The 17-year-old suspect allegedly driving the car from which shots were fired near the Kapa‘a McDonald’s on June 27 was denied release from an O‘ahu juvenile detention facility yesterday in Family Court.

The minor was arrested, along with Taekyu U, 26, of Kapa‘a, in the vicinity of Lyd-gate Park in a vehicle fitting the police dispatch description of one leaving the scene of the shooting just minutes earlier.

At U’s two-day preliminary hearing in District Court last month, Officer Vernon Scribner testified that he saw a labeled box of “CCI Blazer ammunition” in plain view between the driver and passenger seats, and Officer Charles Dubocage testified that he found a Lorcin .380-caliber semi-automatic pistol protruding from under the passenger seat.

Defense attorneys Daniel Hempey and Gregory Meyers argued yesterday that the juvenile was an unwilling accomplice in the incident who thought he was simply driving U to Lydgate Park and had no idea that he planned on shooting a gun.

Three doctors specializing in mental health testified before Judge Calvin Murashige that they examined the minor, whose identity can not be released to the public, in the weeks afer the incident, and recommended that he be released into the custody of his maternal grandmother, who has raised him since childhood.

Lihu‘e-based psychiatrist Gerald McKenna said that the conditions of the detention facility were “apalling” and “dismal,” and that he couldn’t believe that the state would house anybody there.

“It didn’t seem to me like he belonged there,” McKenna said.

Psychologist Patrick McGivern echoed those sentiments.

“It would be my opinion that the community does not need to be protected from him,” McGivern said.

Psychologist Robert Brown, who spent some three hours with the defendant on Friday, said that the juvenile was suffering from sleeplessness, increased acne, acute irritability and extreme anxiety due to his stressful experience at the facility.
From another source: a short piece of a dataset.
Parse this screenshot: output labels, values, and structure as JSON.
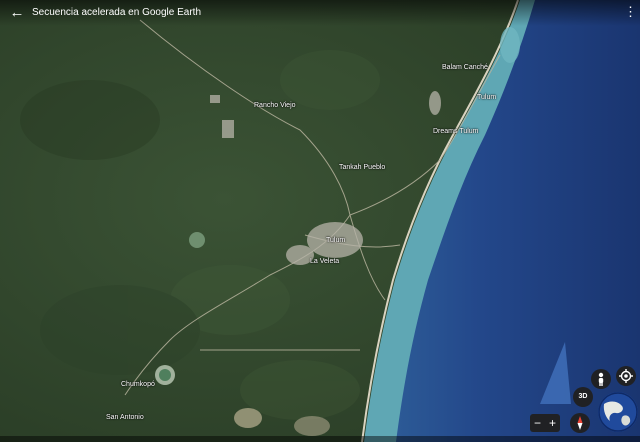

The juvenile, Brown said, is more likely to harm himself in the detention center than outside of it.

All three doctors agreed that the juvenile posed little to no risk of danger to himself or others, and was not a likely flight risk.

“He’s a good kid who was in the wrong place at the wrong time,” said Brown, who discussed the details of the incident with the minor during their interview.

County prosecuting attorney Craig De Costa cited section 531-11, subsection 1(c) of the Hawai‘i Revised Statutes, which says that the “severity of the violation or violations which the child is reasonably believed to have committed” is a factor in determining whether or not that minor should be in detention.

Furthermore, De Costa said, the minor would be safer from U, who is currently out on $250,000 bail awaiting his Sept. 2 trial and has a pre-existing relationship with the juvenile, inside the facility rather than in his grandmother’s care.

Murashige agreed in denying the motion, basing his decision not on the strength or weakness of the case against the minor, but on the seriousness of the charges.

Next week, the Family Court will hold a hearing regarding a potential waiver of jurisdiction to the 5th Circuit Court. De Costa said that he hopes to try the juvenile as an adult, while Hempey and Meyers hope to keep the case downstairs, where punishments are typically less severe.